You may like to Read: Gold Performance as an Investment Option
6. Cryptocurrencies Can’t Compete
If you think that cryptocurrencies wave will decrease the demand for gold, you must know that in 2017, appreciation for the yellow metal matched that of bitcoin’s craze. It shows gold’s demand remains unaffected by other alternatives.

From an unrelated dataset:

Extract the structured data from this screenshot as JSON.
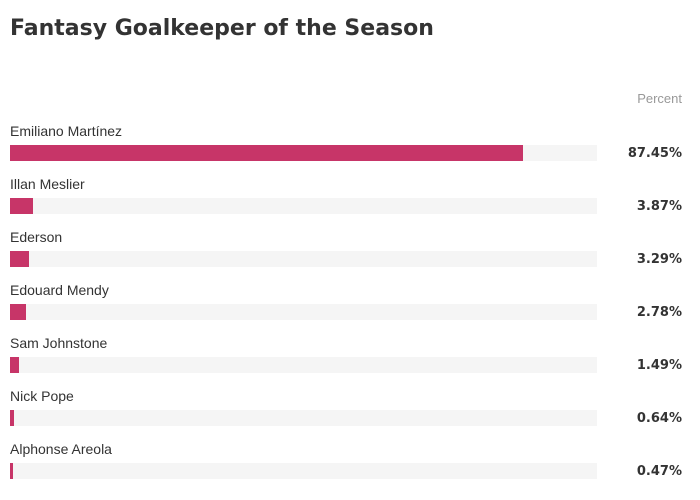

Additionally, after the launch of bitcoin futures by Cboe in 2017, no evident outflow of gold was reported by Goldman Sachs. This is good news for gold inventors since traders and investors were offered a fashionable way to enter the crypto market. Yet again, it proves that gold is a haven safe asset no asset-trend can shake gold’s foundations.
2020 offers a golden opportunity (both literally and figuratively) for gold investment. If you are interested in invest in gold, this is the perfect time to cash out on this opportunity. Dip your feet and test the waters before diving deep into the ocean of investments.
For starters, do your research. Follow investment experts and learn about industry trends. Take your time, but play safe. Investment isn’t as difficult as it seems to be. To earn good returns, you just have to do your homework follow the trends for a considerable period of time before investing your hard-earned money.